Friday, October 21, 2011

We didn't listen!: Remember when leading scientist Thomas Edison warned us about the dangers of alternating current?

War of Currents - Wikipedia, the free encyclopedia
Edison's publicity campaign

Edison carried out a campaign to discourage the use[17] of alternating current, including spreading disinformation on fatal AC accidents, publicly killing animals, and lobbying against the use of AC in state legislatures.

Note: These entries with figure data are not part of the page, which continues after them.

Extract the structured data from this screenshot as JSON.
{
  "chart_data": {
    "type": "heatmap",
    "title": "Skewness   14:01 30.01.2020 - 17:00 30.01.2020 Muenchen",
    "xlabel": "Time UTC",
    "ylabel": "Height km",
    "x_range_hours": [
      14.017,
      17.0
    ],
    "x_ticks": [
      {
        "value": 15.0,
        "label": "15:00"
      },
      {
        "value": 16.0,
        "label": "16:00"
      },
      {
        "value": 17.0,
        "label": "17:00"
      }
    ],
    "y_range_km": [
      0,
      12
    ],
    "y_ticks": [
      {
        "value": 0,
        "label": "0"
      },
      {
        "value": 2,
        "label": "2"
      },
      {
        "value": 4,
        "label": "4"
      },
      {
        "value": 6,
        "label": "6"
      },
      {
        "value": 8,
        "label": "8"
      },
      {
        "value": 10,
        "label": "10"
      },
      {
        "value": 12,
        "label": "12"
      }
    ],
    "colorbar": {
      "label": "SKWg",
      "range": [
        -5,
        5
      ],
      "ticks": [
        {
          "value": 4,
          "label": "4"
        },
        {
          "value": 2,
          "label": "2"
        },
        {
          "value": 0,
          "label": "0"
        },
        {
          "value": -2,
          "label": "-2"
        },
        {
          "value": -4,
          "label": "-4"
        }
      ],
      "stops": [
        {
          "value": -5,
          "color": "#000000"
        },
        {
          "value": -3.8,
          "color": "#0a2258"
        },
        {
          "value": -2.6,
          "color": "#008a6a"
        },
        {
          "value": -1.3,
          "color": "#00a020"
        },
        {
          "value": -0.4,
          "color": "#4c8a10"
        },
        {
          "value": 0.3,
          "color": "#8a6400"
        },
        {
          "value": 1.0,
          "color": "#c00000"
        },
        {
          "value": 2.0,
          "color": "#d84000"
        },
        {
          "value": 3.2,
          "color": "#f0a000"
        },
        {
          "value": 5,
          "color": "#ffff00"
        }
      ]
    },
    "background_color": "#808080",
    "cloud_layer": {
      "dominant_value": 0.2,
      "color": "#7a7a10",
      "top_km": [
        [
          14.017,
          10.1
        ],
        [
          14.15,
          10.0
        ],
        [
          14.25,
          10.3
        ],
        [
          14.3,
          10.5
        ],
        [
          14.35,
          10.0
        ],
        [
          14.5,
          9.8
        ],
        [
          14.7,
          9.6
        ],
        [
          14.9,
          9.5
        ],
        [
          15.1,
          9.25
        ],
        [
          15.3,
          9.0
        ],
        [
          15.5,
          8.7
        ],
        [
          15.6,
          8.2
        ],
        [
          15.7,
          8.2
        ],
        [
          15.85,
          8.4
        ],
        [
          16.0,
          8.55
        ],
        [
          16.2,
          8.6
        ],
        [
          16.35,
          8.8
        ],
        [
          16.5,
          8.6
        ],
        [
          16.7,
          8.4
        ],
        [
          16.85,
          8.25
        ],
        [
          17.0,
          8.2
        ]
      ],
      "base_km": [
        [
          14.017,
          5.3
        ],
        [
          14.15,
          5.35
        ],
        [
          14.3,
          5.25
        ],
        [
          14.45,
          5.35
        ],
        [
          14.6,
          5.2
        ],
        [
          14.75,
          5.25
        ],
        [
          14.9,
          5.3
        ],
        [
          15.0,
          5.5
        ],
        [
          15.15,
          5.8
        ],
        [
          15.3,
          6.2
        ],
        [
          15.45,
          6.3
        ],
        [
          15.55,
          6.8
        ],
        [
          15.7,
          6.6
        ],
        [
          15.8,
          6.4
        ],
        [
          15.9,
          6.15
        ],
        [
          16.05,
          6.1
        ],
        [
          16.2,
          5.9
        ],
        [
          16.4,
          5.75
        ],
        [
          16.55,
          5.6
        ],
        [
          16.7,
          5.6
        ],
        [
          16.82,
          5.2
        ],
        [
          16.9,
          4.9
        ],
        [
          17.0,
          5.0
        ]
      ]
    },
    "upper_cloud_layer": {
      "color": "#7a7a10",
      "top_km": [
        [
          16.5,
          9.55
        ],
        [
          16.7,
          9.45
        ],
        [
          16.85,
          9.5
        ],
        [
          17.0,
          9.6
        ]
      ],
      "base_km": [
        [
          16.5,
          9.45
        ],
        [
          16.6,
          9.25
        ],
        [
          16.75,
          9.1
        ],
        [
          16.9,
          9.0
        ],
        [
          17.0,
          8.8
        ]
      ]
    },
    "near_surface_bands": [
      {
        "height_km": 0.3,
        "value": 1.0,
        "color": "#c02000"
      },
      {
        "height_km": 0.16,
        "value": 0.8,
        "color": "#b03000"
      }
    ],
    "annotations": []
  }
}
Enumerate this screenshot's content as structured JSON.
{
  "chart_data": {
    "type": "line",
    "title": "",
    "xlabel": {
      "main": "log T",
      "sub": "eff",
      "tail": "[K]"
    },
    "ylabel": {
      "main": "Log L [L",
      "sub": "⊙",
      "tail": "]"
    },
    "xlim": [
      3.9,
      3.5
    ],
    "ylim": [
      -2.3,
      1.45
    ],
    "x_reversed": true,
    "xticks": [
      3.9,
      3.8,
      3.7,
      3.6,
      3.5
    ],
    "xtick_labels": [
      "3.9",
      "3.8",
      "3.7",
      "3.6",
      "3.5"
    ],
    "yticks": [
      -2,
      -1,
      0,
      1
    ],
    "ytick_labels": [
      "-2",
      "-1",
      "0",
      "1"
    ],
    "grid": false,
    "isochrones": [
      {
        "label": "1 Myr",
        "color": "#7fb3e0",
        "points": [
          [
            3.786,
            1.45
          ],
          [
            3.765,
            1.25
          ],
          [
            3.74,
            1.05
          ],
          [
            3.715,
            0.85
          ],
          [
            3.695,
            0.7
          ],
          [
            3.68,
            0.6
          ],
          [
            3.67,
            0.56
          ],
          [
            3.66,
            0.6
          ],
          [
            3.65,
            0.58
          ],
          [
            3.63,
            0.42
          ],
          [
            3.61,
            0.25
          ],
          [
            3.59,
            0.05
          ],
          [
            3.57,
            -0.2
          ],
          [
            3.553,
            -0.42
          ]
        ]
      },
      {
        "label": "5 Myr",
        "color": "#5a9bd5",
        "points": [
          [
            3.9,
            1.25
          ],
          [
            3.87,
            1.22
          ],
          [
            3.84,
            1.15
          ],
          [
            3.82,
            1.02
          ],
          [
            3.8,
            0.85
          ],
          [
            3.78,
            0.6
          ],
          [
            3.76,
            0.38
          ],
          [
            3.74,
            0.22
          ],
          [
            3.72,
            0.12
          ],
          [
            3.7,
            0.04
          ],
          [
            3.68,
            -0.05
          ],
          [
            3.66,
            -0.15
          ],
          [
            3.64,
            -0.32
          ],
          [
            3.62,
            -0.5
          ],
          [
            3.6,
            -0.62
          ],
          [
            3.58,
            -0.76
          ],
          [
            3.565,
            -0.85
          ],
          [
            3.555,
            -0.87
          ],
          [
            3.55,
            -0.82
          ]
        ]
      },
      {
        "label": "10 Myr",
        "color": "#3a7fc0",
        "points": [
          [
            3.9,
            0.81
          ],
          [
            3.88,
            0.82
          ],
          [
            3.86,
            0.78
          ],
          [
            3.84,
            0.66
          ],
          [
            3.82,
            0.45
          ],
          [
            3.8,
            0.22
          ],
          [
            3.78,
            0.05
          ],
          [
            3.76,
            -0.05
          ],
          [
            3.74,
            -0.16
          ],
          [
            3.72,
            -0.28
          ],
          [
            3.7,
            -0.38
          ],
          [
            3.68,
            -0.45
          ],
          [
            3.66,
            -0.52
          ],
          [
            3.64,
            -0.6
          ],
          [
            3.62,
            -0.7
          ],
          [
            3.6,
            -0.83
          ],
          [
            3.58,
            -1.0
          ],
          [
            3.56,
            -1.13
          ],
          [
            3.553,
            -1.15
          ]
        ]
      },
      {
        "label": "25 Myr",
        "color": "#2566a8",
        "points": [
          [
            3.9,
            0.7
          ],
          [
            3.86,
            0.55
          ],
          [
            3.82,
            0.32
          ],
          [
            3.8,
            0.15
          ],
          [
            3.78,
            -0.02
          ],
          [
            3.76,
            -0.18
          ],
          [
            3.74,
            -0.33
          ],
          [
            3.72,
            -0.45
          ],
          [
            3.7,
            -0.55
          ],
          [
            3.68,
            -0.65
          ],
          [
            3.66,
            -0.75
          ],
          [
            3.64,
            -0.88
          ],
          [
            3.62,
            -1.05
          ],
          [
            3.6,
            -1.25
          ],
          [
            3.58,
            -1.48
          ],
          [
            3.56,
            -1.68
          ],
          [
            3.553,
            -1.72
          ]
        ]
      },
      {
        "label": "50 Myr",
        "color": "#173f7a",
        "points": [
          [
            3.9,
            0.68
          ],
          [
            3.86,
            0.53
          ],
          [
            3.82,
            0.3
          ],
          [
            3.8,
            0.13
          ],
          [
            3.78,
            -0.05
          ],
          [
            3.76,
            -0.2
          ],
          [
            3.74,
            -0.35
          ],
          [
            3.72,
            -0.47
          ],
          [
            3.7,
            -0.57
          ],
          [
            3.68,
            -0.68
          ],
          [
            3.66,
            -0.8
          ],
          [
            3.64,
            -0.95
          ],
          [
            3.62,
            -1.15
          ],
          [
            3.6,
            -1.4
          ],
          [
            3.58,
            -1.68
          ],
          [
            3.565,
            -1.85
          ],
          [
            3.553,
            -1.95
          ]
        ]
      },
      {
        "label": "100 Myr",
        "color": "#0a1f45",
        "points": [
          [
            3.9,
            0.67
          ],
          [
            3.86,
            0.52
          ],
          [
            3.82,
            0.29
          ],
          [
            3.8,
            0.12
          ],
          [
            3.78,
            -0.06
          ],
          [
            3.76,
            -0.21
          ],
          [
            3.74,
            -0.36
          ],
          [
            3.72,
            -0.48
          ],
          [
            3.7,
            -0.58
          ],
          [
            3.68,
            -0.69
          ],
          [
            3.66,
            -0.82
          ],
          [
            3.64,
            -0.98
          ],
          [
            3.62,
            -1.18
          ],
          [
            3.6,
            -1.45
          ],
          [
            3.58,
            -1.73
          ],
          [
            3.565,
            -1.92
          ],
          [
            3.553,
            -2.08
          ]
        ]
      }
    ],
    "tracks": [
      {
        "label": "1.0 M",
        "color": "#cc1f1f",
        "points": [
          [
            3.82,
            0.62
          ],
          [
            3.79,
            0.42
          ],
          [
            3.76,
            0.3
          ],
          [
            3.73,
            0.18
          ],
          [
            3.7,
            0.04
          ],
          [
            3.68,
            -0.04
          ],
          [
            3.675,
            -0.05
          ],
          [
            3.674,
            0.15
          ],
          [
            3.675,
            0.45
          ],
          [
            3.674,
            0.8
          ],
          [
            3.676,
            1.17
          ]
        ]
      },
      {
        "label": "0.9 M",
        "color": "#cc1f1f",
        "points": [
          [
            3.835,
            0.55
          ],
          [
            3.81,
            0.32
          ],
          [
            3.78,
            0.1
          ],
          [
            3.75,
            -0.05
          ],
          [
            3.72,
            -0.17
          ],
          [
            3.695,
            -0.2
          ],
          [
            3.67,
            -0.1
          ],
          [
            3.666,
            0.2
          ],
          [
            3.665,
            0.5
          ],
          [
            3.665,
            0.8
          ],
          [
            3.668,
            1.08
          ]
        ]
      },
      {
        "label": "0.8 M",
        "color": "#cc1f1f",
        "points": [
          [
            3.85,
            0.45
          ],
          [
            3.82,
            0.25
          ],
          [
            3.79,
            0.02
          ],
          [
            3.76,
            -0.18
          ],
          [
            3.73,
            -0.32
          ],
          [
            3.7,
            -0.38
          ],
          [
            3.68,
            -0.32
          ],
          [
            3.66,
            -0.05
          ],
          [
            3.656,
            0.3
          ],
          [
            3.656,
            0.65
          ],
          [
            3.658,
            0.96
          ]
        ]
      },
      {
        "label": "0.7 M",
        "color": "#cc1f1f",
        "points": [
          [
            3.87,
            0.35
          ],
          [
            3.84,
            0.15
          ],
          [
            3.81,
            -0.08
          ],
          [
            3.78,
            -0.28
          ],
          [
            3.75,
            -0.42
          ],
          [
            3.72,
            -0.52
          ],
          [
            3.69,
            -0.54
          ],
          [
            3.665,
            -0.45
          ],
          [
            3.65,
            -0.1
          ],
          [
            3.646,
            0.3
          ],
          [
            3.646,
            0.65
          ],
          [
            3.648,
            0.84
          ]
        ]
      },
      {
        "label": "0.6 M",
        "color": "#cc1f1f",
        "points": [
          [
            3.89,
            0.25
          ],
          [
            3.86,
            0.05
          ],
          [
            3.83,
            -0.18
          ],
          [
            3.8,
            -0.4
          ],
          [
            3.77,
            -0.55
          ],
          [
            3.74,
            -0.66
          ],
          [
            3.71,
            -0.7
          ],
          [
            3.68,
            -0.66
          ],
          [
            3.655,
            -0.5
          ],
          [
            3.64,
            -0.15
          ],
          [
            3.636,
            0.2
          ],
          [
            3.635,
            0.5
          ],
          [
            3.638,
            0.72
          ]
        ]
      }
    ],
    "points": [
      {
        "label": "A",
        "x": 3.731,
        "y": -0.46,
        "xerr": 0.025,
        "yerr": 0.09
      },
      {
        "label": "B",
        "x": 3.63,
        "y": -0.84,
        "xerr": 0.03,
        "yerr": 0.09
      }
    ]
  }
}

Edison directed his technicians, primarily Arthur Kennelly and Harold P. Brown,[18] to preside over several AC-driven killings of animals, primarily stray cats and dogs but also unwanted cattle and horses.[improper synthesis?] Acting on these directives, they were to demonstrate to the press that alternating current was more dangerous than Edison's system of direct current.[19] He also tried to popularize the term for being electrocuted as being "Westinghoused". Years after DC had lost the "war of the currents," in 1902, his film crew made a movie of the electrocution with high voltage AC, supervised by Edison employees, of Topsy, a Coney Island circus elephant which had recently killed three men.[20]

Edison opposed capital punishment, but his desire to disparage the system of alternating current led to the invention of the electric chair. Harold P. Brown, who was being secretly paid by Edison, built the first electric chair for the state of New York to promote the idea that alternating current was deadlier than DC.[21]